Final answer:
For question a, the standard deviation is approximately 15.12. For question b, the standard deviation is approximately 35.35.
Step-by-step explanation:
For question a:
a) MEN5A is an organization whose members have IQs in the top 2% of the population. IQs are normally distributed with a mean of 102 and the minimum IQ score required for admission to MENSA is 133. To find the standard deviation, we can use the formula:
SD = (X - μ) / z
Where SD is the standard deviation, X is the IQ score, μ is the mean, and z is the z-score.
Using the given data, to find the standard deviation:
SD = (133 - 102) / z
Since MENSA members have IQs in the top 2% of the population, we can use the z-score table to find the z-value corresponding to the top 2%.
From the z-score table, the z-value for the top 2% is approximately 2.05.
Substituting the values:
SD = (133 - 102) / 2.05
Simplifying:
SD = 31 / 2.05
SD ≈ 15.12 (rounded to two decimal places)
Therefore, the standard deviation for the given situation is approximately 15.12.
For question b:
b) The cholesterol levels for women aged 20 to 34 follow an approximately normal distribution with a mean of 187 mg/dl and a standard deviation that we need to find.
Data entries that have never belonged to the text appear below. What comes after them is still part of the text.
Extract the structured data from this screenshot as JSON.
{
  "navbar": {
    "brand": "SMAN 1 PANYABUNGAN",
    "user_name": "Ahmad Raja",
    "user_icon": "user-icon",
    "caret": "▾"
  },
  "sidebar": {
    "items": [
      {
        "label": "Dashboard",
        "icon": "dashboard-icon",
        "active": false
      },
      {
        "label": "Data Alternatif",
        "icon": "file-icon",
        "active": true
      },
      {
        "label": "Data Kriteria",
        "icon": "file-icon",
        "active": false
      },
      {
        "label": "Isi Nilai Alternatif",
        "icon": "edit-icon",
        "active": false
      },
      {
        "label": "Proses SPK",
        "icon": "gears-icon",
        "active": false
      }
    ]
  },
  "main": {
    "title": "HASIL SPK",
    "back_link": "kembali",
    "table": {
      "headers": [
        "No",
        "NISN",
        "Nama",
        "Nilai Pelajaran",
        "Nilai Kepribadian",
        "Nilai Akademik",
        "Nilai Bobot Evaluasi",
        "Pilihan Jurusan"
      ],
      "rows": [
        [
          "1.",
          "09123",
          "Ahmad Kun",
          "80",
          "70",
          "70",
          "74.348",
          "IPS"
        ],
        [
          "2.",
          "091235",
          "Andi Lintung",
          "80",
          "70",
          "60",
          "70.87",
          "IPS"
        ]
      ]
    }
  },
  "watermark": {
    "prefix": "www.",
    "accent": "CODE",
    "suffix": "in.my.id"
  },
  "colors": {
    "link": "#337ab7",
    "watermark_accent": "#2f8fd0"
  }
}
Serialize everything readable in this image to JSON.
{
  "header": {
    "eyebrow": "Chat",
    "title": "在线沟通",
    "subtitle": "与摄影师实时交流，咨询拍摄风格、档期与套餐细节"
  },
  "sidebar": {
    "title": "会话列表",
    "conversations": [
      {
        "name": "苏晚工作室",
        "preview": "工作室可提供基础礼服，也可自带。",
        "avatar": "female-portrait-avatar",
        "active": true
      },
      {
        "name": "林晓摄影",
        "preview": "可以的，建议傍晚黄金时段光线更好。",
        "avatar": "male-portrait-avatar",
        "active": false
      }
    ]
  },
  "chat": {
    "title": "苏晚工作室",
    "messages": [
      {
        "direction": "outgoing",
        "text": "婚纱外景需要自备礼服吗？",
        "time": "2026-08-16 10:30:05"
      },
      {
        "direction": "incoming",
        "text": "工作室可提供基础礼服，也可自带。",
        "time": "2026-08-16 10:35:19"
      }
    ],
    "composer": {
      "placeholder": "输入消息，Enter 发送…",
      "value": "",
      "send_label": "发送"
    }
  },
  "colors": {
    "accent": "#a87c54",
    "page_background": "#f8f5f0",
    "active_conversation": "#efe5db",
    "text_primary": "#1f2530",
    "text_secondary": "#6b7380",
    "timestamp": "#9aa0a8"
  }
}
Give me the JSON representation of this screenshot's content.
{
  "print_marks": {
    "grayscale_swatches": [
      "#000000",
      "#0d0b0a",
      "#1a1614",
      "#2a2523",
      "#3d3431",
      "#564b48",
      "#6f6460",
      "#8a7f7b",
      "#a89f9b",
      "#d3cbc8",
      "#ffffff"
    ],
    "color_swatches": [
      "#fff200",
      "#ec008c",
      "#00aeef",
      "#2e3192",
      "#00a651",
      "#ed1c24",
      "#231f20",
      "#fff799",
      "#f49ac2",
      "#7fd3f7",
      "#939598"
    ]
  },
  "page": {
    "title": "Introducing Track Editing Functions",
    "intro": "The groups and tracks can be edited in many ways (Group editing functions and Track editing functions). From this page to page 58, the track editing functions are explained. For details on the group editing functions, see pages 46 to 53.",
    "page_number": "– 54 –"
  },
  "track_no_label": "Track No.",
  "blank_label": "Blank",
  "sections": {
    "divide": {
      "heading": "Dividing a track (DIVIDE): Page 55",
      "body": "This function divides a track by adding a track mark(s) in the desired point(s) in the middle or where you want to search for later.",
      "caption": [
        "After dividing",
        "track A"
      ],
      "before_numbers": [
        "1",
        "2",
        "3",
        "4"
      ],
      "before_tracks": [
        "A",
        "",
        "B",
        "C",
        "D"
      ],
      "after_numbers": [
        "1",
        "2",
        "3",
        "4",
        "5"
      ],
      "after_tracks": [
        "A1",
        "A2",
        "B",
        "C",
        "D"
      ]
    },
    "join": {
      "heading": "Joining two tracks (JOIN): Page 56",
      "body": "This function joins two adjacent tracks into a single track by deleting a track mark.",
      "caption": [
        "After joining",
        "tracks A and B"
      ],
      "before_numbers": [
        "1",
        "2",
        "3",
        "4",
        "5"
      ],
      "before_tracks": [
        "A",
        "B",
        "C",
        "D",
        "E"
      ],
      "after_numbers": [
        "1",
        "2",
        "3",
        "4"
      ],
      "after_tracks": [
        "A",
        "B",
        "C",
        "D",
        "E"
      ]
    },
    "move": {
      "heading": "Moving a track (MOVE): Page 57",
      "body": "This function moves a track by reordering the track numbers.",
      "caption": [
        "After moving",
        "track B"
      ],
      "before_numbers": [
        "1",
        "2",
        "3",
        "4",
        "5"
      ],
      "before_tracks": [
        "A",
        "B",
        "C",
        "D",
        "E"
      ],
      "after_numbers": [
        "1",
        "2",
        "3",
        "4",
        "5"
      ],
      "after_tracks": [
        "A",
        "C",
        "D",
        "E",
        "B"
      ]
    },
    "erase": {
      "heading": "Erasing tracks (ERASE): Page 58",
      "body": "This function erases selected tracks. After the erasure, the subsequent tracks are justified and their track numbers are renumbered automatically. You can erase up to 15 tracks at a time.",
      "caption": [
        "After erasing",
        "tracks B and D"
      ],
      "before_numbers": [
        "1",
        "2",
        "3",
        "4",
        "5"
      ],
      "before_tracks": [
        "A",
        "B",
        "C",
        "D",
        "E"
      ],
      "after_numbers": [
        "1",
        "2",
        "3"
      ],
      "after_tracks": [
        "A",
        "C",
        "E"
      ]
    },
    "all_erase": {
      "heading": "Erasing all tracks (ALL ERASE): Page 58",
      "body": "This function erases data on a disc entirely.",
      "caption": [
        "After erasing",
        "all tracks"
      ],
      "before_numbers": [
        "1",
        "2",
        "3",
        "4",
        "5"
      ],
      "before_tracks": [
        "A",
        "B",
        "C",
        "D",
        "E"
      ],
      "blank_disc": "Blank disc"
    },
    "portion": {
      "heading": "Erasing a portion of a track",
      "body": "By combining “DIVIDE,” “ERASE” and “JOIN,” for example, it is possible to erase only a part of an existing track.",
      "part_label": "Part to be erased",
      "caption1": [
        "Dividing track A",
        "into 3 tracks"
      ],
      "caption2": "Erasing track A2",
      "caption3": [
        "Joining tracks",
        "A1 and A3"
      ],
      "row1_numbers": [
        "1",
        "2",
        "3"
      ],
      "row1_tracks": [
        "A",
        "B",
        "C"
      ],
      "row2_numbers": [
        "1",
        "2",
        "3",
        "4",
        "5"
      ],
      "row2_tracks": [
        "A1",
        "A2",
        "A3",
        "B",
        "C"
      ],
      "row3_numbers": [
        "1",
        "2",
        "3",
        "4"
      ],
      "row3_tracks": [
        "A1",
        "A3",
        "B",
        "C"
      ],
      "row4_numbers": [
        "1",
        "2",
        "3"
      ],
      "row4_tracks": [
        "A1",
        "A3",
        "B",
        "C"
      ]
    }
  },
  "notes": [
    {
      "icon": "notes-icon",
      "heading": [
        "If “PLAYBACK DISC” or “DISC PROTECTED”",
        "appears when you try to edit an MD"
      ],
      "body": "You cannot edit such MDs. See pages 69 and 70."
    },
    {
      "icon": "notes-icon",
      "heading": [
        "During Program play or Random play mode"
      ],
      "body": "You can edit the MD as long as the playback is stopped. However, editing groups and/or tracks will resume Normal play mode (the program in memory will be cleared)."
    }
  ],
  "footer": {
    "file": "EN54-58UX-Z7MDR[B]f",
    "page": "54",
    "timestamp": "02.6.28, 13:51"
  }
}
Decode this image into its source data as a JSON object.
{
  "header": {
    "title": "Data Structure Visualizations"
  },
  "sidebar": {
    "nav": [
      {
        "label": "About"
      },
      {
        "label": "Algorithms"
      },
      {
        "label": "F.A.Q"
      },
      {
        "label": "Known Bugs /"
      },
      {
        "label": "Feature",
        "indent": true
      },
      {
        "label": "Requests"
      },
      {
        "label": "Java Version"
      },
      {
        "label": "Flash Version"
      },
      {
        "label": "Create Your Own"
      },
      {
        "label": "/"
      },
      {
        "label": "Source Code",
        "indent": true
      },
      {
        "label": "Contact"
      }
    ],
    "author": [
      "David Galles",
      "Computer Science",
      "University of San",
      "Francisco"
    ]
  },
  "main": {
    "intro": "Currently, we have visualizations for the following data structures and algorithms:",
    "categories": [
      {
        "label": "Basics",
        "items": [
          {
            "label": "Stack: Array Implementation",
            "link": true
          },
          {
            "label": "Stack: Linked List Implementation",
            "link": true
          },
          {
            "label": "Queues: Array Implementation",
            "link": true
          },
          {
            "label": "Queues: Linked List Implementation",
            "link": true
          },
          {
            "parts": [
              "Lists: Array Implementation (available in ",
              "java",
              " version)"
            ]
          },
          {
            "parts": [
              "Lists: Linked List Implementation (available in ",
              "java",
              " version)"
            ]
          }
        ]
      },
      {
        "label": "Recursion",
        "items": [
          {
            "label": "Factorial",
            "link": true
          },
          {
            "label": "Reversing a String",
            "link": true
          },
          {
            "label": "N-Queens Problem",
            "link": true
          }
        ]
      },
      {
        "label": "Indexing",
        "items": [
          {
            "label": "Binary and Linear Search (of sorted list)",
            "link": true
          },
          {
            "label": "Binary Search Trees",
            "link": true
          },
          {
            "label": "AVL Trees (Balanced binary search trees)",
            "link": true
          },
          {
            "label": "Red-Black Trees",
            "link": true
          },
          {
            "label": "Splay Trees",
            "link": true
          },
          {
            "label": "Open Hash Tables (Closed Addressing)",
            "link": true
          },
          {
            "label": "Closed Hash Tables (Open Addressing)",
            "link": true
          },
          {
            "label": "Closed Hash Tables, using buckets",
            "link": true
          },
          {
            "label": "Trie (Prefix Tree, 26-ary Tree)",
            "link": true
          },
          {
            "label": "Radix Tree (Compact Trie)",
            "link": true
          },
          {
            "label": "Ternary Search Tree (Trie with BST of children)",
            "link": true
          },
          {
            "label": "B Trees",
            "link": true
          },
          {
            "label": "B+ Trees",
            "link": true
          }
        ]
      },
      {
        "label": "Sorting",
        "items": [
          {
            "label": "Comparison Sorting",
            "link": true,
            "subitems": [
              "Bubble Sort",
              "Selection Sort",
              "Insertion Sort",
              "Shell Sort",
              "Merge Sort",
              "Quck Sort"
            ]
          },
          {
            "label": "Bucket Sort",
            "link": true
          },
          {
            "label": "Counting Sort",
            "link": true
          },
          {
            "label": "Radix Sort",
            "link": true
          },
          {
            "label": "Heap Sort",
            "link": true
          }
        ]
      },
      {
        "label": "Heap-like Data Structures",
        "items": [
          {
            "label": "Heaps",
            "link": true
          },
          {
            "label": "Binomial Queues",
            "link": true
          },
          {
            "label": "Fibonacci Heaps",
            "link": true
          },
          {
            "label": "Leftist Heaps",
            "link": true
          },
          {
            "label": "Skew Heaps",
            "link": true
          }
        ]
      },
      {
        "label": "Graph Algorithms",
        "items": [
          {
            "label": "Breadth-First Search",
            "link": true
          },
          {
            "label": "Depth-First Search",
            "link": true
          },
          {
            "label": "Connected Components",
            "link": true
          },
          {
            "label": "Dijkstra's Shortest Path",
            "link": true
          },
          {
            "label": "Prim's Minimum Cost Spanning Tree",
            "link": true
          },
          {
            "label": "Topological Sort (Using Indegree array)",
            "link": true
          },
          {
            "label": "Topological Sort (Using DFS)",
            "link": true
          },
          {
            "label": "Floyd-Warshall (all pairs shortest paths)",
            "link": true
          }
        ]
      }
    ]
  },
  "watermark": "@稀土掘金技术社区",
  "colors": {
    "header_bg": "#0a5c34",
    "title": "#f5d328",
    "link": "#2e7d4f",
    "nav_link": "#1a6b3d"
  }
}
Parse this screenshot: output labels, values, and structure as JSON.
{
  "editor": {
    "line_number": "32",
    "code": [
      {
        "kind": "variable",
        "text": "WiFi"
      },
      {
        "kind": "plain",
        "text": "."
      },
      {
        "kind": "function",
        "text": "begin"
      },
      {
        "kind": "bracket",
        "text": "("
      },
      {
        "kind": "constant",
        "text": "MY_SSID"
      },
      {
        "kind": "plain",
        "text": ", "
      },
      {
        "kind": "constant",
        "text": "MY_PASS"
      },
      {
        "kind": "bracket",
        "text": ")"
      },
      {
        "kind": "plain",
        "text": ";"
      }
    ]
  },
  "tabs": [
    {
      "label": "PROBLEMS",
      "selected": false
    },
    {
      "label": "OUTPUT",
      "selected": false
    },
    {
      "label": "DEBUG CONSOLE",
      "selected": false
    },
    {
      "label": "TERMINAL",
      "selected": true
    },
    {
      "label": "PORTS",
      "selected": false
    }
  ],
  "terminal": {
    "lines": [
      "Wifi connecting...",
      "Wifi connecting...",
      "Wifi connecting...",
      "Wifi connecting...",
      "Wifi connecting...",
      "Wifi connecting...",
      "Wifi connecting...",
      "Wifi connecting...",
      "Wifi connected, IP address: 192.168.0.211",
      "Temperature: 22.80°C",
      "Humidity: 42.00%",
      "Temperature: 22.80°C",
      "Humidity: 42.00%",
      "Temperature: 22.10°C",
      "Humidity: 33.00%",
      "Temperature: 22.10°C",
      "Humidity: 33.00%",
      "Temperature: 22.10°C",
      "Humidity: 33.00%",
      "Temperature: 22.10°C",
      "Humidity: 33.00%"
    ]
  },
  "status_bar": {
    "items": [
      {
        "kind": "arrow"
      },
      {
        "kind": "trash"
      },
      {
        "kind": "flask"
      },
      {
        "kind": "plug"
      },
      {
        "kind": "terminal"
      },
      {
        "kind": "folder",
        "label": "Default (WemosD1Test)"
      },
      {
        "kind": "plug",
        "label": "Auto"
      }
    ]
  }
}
About 18.5% of women have high cholesterol levels above 222 mg/dl.
We can use the z-score formula to find the standard deviation:
z = (X - μ) / σ
To find the standard deviation, we need to find the X value corresponding to the 18.5% percentile using the z-score table.
From the z-score table, the z-value for the 18.5% percentile is approximately -0.99.
Substituting the values:
-0.99 = (222 - 187) / σ
Simplifying:
-0.99σ = 35
σ ≈ -35 / -0.99
σ ≈ 35.35 (rounded to two decimal places)
Therefore, the standard deviation for the given situation is approximately 35.35.